J Neurol Sci. 2015 Jan 15;348(1-2):136-41. doi: 10.1016/j.jns.2014.11.023. Epub 2014 Nov 26.
According to the World Health Organization (WHO), more than 80% of worldwide diabetes (DM)-related deaths presently occur in low- and middle-income countries (LMIC), and left unchecked these DM-related deaths will likely double over the next 20 years. Cardiovascular disease (CVD) is the most prevalent and detrimental complication of DM: doubling the risk of CVD events (including stroke) and accounting for up to 80% of DM-related deaths. Given the aforementioned, interventions targeted at reducing CVD risk among people with DM are integral to limiting DM-related morbidity and mortality in LMIC, a majority of which are located in Sub-Saharan Africa (SSA). However, SSA is contextually unique: socioeconomic obstacles, cultural barriers, under-diagnosis, uncoordinated care, and shortage of physicians currently limit the capacity of SSA countries to implement CVD prevention among people with DM in a timely and sustainable manner. This article proposes a theory-based framework for conceptualizing integrated protocol-driven risk factor patient self-management interventions that could be adopted or adapted in future studies among hospitalized stroke patients with DM encountered in SSA. These interventions include systematic health education at hospital discharge, use of post-discharge trained community lay navigators, implementation of nurse-led group clinics and administration of health technology (personalized phone text messaging and home tele-monitoring), all aimed at increasing patient self-efficacy and intrinsic motivation for sustained adherence to therapies proven to reduce CVD event risk.
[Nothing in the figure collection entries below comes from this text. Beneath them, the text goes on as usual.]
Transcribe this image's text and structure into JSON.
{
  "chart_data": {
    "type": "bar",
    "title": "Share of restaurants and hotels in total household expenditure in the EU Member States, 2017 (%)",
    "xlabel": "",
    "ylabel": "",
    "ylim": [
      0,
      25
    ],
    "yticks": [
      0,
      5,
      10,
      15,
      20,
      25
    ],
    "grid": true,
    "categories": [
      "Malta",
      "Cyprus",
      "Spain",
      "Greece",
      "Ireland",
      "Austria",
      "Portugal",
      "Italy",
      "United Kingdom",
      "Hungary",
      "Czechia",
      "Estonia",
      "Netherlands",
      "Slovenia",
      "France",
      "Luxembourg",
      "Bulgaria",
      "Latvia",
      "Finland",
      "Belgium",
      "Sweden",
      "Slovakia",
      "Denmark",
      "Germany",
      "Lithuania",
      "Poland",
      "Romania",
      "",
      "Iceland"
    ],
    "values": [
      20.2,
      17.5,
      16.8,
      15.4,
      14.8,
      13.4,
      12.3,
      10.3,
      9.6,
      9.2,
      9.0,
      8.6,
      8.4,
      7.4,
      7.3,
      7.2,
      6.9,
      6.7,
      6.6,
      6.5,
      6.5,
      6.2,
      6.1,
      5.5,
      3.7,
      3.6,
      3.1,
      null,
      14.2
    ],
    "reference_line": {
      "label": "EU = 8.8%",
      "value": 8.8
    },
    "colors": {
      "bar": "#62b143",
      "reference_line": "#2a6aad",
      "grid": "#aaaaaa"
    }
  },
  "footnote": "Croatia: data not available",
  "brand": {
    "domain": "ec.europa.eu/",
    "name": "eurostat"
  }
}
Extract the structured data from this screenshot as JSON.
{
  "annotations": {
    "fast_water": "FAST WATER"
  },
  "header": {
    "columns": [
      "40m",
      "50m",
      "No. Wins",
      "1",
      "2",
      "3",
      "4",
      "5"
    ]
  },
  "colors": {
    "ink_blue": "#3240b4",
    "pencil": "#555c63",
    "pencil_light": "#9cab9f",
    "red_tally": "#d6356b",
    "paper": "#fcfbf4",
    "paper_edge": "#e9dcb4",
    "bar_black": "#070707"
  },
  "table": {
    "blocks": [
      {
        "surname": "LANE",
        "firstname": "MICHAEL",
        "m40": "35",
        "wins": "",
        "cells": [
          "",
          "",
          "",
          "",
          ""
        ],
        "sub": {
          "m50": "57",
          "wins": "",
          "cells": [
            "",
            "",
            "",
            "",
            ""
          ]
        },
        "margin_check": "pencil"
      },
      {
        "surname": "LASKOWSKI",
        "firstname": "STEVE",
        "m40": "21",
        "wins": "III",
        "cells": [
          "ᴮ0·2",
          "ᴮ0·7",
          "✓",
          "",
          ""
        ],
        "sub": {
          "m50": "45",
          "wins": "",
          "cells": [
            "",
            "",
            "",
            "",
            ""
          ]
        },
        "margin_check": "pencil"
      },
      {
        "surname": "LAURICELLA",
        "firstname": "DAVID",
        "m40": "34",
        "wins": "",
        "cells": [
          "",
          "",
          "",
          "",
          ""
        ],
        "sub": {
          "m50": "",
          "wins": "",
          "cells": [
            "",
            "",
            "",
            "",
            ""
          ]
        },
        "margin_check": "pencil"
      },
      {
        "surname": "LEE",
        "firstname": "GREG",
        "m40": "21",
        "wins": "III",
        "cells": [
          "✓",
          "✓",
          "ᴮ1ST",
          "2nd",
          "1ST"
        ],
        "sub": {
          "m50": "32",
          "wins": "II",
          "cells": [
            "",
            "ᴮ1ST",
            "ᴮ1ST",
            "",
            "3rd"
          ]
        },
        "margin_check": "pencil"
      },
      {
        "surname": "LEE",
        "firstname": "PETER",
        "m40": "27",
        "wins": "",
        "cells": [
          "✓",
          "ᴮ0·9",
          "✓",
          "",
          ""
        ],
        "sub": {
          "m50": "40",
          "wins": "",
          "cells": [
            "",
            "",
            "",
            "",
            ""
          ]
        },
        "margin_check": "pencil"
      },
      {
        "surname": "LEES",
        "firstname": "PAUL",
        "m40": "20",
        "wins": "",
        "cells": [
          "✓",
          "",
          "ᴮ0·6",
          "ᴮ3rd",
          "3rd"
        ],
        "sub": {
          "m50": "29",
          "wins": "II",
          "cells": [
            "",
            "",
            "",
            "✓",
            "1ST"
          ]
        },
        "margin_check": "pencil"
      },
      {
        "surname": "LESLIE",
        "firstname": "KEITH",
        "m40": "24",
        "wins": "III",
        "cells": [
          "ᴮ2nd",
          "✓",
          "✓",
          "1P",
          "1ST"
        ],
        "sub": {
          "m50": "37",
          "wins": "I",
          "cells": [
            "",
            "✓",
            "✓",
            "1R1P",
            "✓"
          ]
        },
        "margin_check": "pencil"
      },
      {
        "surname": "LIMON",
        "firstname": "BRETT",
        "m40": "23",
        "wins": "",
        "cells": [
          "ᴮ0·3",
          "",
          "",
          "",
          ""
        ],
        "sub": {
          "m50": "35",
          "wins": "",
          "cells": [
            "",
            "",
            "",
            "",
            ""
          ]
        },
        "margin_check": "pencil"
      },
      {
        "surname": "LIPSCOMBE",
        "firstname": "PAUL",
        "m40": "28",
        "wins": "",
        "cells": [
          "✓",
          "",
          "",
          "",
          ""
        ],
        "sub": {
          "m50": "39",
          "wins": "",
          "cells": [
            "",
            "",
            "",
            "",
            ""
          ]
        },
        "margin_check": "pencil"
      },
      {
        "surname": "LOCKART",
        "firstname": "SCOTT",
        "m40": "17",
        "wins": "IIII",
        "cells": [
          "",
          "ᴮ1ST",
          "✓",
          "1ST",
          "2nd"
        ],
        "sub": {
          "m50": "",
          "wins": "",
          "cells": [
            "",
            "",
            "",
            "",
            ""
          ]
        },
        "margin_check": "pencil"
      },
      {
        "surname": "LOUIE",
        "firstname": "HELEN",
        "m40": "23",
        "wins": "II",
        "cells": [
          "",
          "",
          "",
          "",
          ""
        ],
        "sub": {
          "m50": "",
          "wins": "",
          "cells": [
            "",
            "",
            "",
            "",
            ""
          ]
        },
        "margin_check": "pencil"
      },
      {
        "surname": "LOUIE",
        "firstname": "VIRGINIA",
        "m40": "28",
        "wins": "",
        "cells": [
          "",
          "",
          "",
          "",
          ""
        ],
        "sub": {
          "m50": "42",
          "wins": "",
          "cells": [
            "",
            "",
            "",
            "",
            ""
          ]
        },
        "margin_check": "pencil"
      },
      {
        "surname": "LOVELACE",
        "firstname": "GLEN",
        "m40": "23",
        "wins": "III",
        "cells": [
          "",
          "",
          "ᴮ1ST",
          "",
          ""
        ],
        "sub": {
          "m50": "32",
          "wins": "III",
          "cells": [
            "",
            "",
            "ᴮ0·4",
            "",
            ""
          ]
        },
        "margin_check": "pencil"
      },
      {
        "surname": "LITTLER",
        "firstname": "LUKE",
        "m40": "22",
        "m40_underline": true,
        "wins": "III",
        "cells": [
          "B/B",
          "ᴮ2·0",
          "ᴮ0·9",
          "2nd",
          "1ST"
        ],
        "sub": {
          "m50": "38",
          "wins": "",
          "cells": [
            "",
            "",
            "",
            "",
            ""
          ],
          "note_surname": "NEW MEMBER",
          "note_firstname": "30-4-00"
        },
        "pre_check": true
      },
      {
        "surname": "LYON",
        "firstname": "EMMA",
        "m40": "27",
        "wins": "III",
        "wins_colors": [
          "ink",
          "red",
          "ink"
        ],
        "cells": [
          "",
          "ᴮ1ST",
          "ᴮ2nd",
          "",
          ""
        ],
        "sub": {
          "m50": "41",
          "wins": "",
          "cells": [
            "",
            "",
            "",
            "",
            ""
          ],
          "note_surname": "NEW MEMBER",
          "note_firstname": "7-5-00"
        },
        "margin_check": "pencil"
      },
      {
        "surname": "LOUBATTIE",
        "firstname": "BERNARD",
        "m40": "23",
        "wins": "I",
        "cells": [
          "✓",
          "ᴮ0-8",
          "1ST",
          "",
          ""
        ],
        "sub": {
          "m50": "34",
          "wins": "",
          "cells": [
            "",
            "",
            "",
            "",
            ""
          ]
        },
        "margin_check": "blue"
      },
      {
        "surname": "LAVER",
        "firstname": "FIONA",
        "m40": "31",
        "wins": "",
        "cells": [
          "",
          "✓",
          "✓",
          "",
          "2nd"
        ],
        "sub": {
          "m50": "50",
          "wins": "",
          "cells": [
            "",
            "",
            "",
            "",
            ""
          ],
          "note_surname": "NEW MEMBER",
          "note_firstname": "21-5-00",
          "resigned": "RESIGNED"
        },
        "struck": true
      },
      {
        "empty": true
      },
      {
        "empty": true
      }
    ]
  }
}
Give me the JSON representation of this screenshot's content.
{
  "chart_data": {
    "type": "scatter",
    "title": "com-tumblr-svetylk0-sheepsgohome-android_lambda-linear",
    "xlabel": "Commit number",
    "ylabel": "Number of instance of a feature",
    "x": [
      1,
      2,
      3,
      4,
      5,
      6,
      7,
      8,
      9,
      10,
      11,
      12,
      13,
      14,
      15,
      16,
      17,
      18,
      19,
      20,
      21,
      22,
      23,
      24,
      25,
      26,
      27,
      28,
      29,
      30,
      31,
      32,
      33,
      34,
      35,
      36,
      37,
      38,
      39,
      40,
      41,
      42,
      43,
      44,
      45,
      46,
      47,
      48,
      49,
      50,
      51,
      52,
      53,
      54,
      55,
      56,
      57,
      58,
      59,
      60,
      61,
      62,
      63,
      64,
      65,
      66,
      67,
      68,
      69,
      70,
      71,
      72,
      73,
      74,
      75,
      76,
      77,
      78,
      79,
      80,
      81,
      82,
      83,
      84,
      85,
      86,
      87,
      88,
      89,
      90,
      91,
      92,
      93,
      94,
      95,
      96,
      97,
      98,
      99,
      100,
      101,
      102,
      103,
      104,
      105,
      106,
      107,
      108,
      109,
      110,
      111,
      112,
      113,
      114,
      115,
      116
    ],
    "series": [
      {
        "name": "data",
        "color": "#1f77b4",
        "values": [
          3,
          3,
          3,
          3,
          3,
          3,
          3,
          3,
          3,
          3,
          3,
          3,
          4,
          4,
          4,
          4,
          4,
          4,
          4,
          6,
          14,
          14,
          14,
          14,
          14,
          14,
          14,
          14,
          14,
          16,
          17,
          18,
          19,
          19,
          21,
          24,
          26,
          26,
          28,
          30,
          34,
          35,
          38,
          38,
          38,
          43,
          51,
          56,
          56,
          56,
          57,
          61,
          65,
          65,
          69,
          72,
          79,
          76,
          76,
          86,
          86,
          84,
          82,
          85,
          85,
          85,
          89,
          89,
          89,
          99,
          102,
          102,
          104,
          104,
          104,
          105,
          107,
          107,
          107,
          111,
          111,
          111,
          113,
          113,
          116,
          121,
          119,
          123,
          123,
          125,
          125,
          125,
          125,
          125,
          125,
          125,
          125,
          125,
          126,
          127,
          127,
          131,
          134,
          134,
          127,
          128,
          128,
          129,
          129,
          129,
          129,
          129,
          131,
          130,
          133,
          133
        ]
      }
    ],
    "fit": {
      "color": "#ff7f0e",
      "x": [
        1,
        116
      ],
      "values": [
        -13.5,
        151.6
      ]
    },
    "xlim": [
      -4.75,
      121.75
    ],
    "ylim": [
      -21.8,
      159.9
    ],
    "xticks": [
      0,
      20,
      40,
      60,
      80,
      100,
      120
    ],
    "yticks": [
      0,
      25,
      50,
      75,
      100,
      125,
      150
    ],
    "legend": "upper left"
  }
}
根据世界卫生组织(WHO)的数据,目前全球超过80%的糖尿病(DM)相关死亡发生在低收入和中等收入国家(LMIC),如果不加以控制,这些与DM相关的死亡在未来20年可能会翻倍。心血管疾病(CVD)是DM最常见且最有害的并发症:使CVD事件(包括中风)的风险翻倍,并占DM相关死亡的80%。鉴于上述情况,针对降低DM患者CVD风险的干预措施对于限制LMIC中与DM相关的发病率和死亡率至关重要,其中大多数国家位于撒哈拉以南非洲(SSA)。然而,SSA情况独特:社会经济障碍、文化壁垒、诊断不足、护理不协调以及医生短缺目前限制了SSA国家及时且可持续地对DM患者实施CVD预防的能力。本文提出了一个基于理论的框架,用于概念化综合协议驱动的风险因素患者自我管理干预措施,这些措施可在未来针对SSA地区住院的DM中风患者的研究中采用或调整。这些干预措施包括出院时的系统健康教育、使用出院后经过培训的社区非专业导航员、实施护士主导的小组诊所以及应用健康技术(个性化手机短信和家庭远程监测),所有这些旨在提高患者自我效能感和内在动力,以持续坚持已证明可降低CVD事件风险的治疗方法。